Field testing the future - What drone swarms signal for emerging operations
June 20, 2025 - Defence Stories
By: Jennifer Whiteley, CJWC
The Canadian Joint Warfare Centre (CJWC) monitors signals of change to help anticipate how emerging technologies could reshape future operations. Recent exercises by allied forces have demonstrated rapid advances in drone swarm technologies — developments that hold significant implications for the future of capability development, as seen at the recent Project Convergence Capstone 5 exercise.
In Project Convergence Capstone 5 — a U.S.-led joint exercise involving the United States, the United Kingdom, Australia, Canada, and New Zealand — France’s Foreign Legion showcased “automated hives,” vehicle-based systems that enable a single operator to deploy and manage multiple autonomous drones in under five minutes. These drones conduct reconnaissance, 3D mapping, target marking, and even electronic warfare — all from a single platform integrated into existing combat vehicles.
The key takeaway for future planning is clear: autonomous systems are moving out of experimental phases and onto the battlefield. This raises critical questions about how manned platforms and autonomous extensions will work together in future operations.
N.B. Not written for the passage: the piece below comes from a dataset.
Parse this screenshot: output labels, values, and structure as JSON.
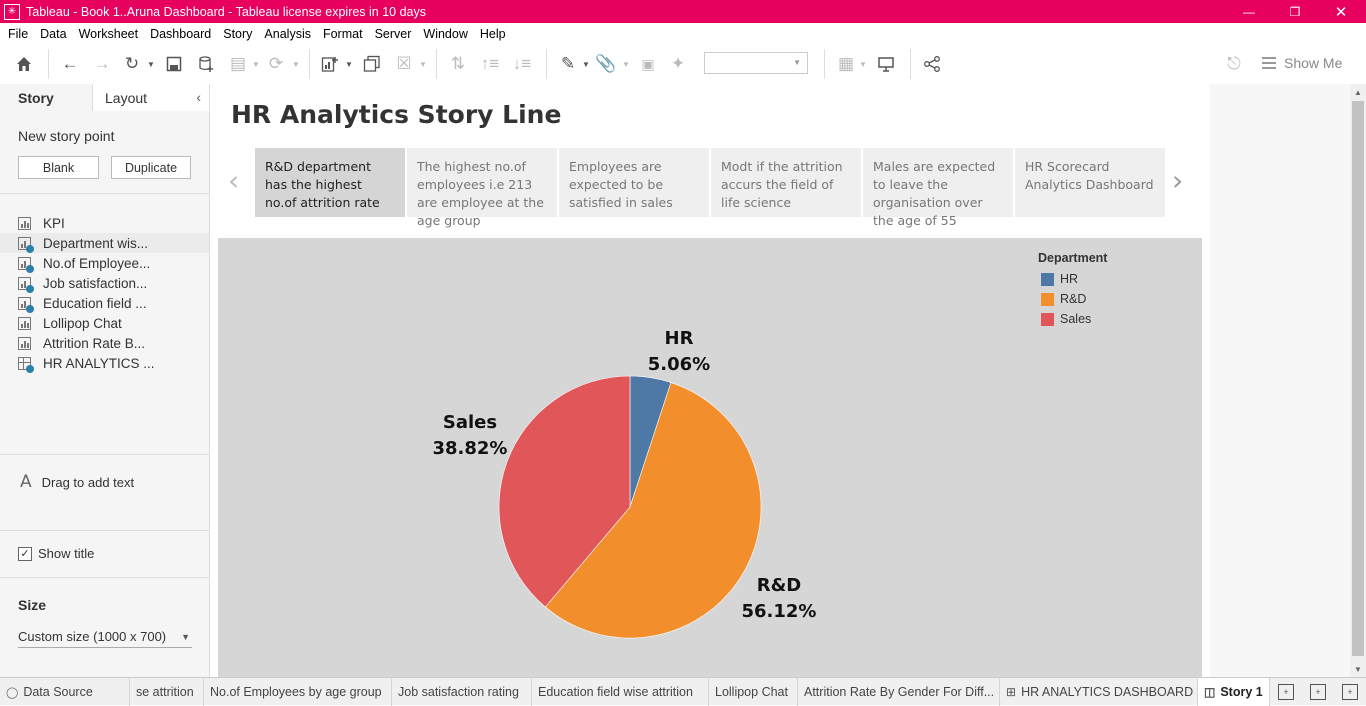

As militaries experiment with integrated human-machine teams, those shaping future operations will need to consider how to keep pace.
The speed of these systems could also change how commanders make decisions. Terrain modeling, once requiring significant time and analysis, can now be done in-theater in as little as 20 minutes. This allows for near real-time updates to mission planning and enhanced interoperability with allies, ensuring that joint forces can coordinate more effectively.
Across the defence community, these signals point to a growing need to prepare for future operating environments where drones will not simply supplement operations but act as forward sensors, decoys, and decision aids. Future deployments may include vehicle-integrated drone hives as standard equipment, and personnel may increasingly find themselves training alongside autonomous systems that adapt and evolve on the fly.
CJWC uses strategic foresight to support early thinking on questions that may shape future operations: How will military doctrine evolve to integrate swarm tactics? What ethical and policy frameworks will guide the use of autonomous swarms in kinetic missions? How will logistics adapt to support large-scale swarm deployments in contested environments? And how quickly can defence organizations align on procurement and technical standards to ensure interoperability and security?
As these technologies advance, Canada has an opportunity to help shape their integration in ways that reflect operational realities and Canadian values.